To fight inflation, the Central Bank has been raising the Central Bank Rate (CBR), which was at 10.25 percent by the end of the financial year (June 2024), a factor that financial institutions have blamed for the high rates. A combination of these facts has led to the banks to increase their lending interest in government rather than the private sector.
It is now estimated that in the first three months of this financial year, the government has already borrowed about 7 trillion shillings through bills and bonds, says Alex Kakande, a financial expert, as the appetite both for the government to borrow domestically, and the banks to lent to the government grows. Ugandan banks pay between 2 and 3 percent per year to depositors, yet at an average interest of 21 percent, they are considered among the most expensive in the world, with neighbors Kenya, Rwanda, and Tanzania lending at between 14 and 17 percent, while in the developed world, interest rates range between 2 and 5 percent per year.
This makes lending in Uganda among the most lucrative in the world with an average margin of 18 percent, compared to the regional neighbors with between 9 and 13 percent margins. “One would naturally assume that these banks, benefiting from affordable deposits, would reciprocate by lowering their lending rates or offering higher interest rates on deposits. Regrettably, this is not the reality in our country. Since January 2023, the average interest rate on loans has persisted at 20 percent, while the average rate on deposits lingers around 2 percent,” says Kakande.

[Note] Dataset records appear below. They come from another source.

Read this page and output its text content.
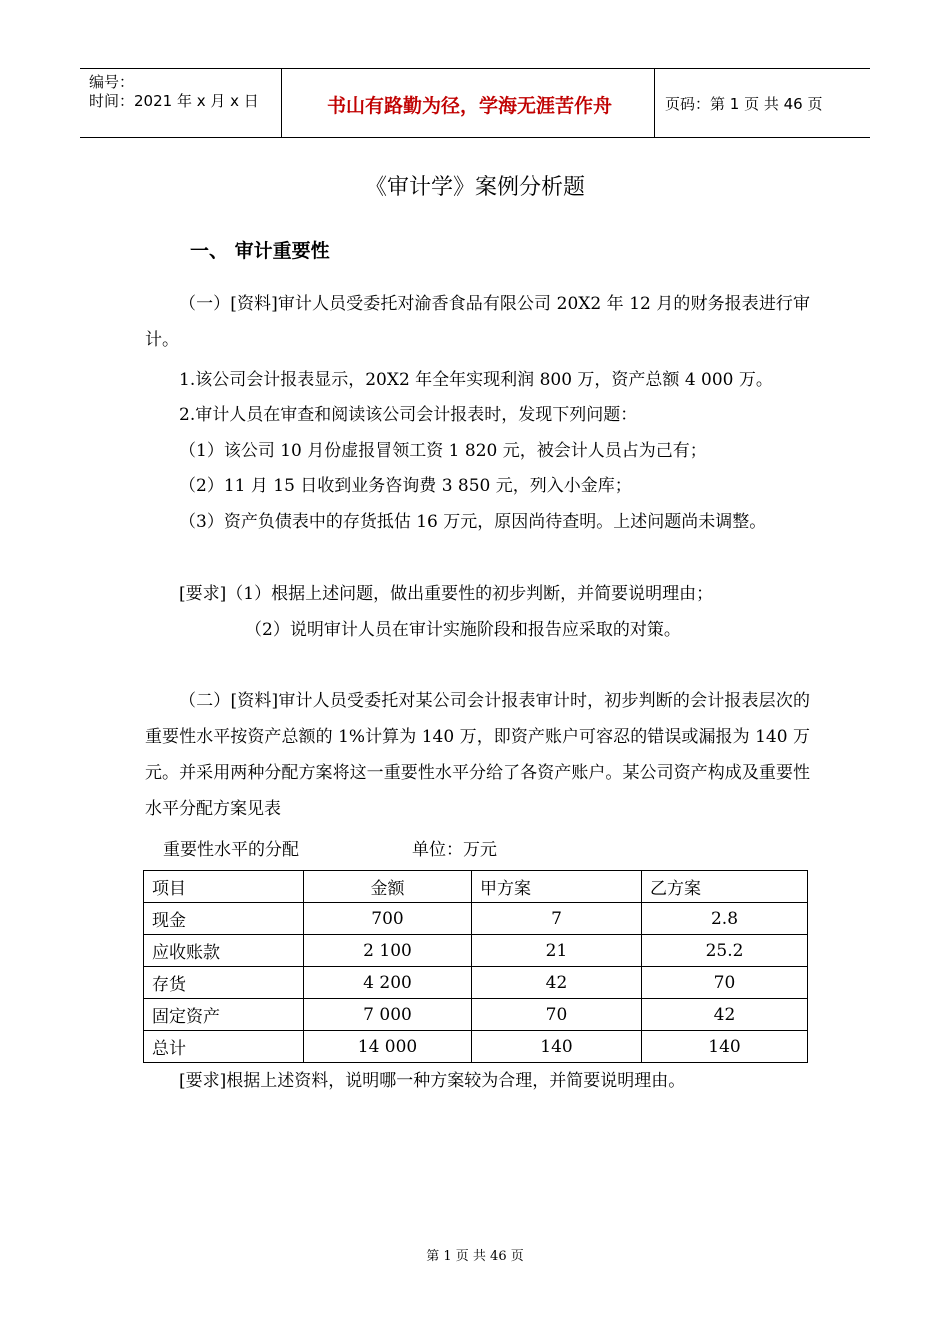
编号：
时间：2021 年 x 月 x 日	书山有路勤为径，学海无涯苦作舟	页码：第 1 页 共 46 页
《审计学》案例分析题
一、 审计重要性

（一）[资料]审计人员受委托对渝香食品有限公司 20X2 年 12 月的财务报表进行审计。

1.该公司会计报表显示，20X2 年全年实现利润 800 万，资产总额 4 000 万。

2.审计人员在审查和阅读该公司会计报表时，发现下列问题：

（1）该公司 10 月份虚报冒领工资 1 820 元，被会计人员占为己有；

（2）11 月 15 日收到业务咨询费 3 850 元，列入小金库；

（3）资产负债表中的存货抵估 16 万元，原因尚待查明。上述问题尚未调整。

[要求]（1）根据上述问题，做出重要性的初步判断，并简要说明理由；

（2）说明审计人员在审计实施阶段和报告应采取的对策。

（二）[资料]审计人员受委托对某公司会计报表审计时，初步判断的会计报表层次的重要性水平按资产总额的 1%计算为 140 万，即资产账户可容忍的错误或漏报为 140 万元。并采用两种分配方案将这一重要性水平分给了各资产账户。某公司资产构成及重要性水平分配方案见表

重要性水平的分配	单位：万元
项目	金额	甲方案	乙方案
现金	700	7	2.8
应收账款	2 100	21	25.2
存货	4 200	42	70
固定资产	7 000	70	42
总计	14 000	140	140

[要求]根据上述资料，说明哪一种方案较为合理，并简要说明理由。

第 1 页 共 46 页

On a positive note, asset quality improved and the aggregate ratio of Non-Performing Loans to total gross loans (NPL ratio) reduced from 5.8 percent as of 30 June 2023 to 4.9 percent as of 30 June 2024. This is because of the declining NPLs across most sectors, notably for business services and real estate. The BOU performance report shows that the outlook for credit conditions is of increased lending and improved asset quality as the effects of monetary policy easing by BOU pass through to the real sector.